Lula’s Authoritarian Crackdown: Brazil Bans Prediction Markets Just as Bolsonaro Surges Ahead
By Hotspotnews
In a blatant display of desperation and intolerance for inconvenient truths, Brazil’s leftist government under President Luiz Inácio Lula da Silva has moved swiftly to silence one of the last honest indicators of public sentiment: prediction markets. On April 24, 2026, the Conselho Monetário Nacional (CMN) issued a resolution effectively banning platforms like Polymarket and Kalshi from offering bets on political events, elections, sports, and other non-financial outcomes. The timing could not be more suspicious—or revealing.
For months, Polymarket had become a thorn in the side of Lula’s administration. These decentralized markets, where real money from informed participants sets the odds, had shown Flávio Bolsonaro, the conservative senator and son of former President Jair Bolsonaro, closing the gap and even taking the lead over Lula in the 2026 presidential race. With tens of millions in trading volume, the crowd-sourced wisdom of bettors—unburdened by state-controlled polling firms or media spin—reflected growing frustration with Lula’s economic mismanagement, inflation, corruption scandals, and heavy-handed governance. Suddenly, as the momentum shifted toward a Bolsonaro resurgence, the regime acted.18
This is not neutral regulation. The CMN’s rule prohibits derivatives tied to “political, electoral, social, cultural, or entertainment” events, while conveniently allowing those linked to official economic indicators. In practice, it blocks Brazilians from accessing transparent forecasts that challenge the government’s narrative. Sites went dark for users in the country almost immediately, though tech-savvy citizens will undoubtedly turn to VPNs, as they have under previous censorship efforts. The measure, set to take full effect in early May, follows lobbying from licensed domestic betting operators who resented foreign competition—but its rushed implementation amid shifting election odds screams political protectionism.19
Conservatives have long warned that Lula’s Workers’ Party (PT) thrives on controlling information. From social media regulations and judicial overreach to now targeting betting platforms, the pattern is clear: suppress dissent, rig the narrative, and pretend “democracy” is under threat from the people themselves. Prediction markets have a strong track record globally for accuracy because they punish liars with real financial losses. They don’t care about legacy media polls or government propaganda. When Flávio Bolsonaro gained ground—fueled by widespread discontent over taxes, crime, and broken promises—the left could no longer tolerate the mirror these markets held up to their failing regime.

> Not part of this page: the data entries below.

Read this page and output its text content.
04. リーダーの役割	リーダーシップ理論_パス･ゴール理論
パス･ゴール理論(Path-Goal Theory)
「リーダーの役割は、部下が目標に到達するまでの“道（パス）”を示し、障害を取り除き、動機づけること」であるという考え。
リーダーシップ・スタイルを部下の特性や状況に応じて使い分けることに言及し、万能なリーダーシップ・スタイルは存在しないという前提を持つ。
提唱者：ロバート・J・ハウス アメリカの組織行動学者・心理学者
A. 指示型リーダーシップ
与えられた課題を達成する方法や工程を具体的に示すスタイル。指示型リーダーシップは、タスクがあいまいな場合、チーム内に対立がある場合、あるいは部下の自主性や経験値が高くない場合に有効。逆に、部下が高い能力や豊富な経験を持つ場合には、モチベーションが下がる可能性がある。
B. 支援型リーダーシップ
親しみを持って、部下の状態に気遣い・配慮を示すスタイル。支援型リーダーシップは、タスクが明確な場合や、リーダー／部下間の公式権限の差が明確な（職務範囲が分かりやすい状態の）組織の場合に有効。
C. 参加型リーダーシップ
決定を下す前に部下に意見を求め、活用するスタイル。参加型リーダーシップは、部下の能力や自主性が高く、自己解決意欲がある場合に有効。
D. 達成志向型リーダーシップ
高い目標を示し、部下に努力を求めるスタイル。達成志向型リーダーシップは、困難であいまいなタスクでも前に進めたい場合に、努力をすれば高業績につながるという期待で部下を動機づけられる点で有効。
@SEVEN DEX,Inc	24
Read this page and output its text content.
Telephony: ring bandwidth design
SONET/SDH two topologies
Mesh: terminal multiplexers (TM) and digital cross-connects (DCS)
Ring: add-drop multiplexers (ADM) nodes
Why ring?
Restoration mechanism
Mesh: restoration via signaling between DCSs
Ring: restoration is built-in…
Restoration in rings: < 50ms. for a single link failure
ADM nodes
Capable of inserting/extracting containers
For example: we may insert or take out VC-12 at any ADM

This ban reveals Lula’s deep insecurity. With Brazil’s economy cooling and voters remembering the relative stability and prosperity under Jair Bolsonaro, the PT machine is resorting to old tactics: censorship disguised as consumer protection. Licensed “bets” that funnel fees to the government remain untouched, while innovative, borderless platforms exposing electoral reality get the axe.
Brazilians deserve better than this paternalistic overreach. Free markets for ideas and forecasts are essential to liberty. Shutting them down won’t make Lula more popular—it will only fuel the fire of opposition. As the 2026 election approaches, expect more such maneuvers from a government that fears the truth more than it fears economic decline. The real “threat to democracy” isn’t foreign websites; it’s a ruling class willing to muzzle the people’s voice to cling to power.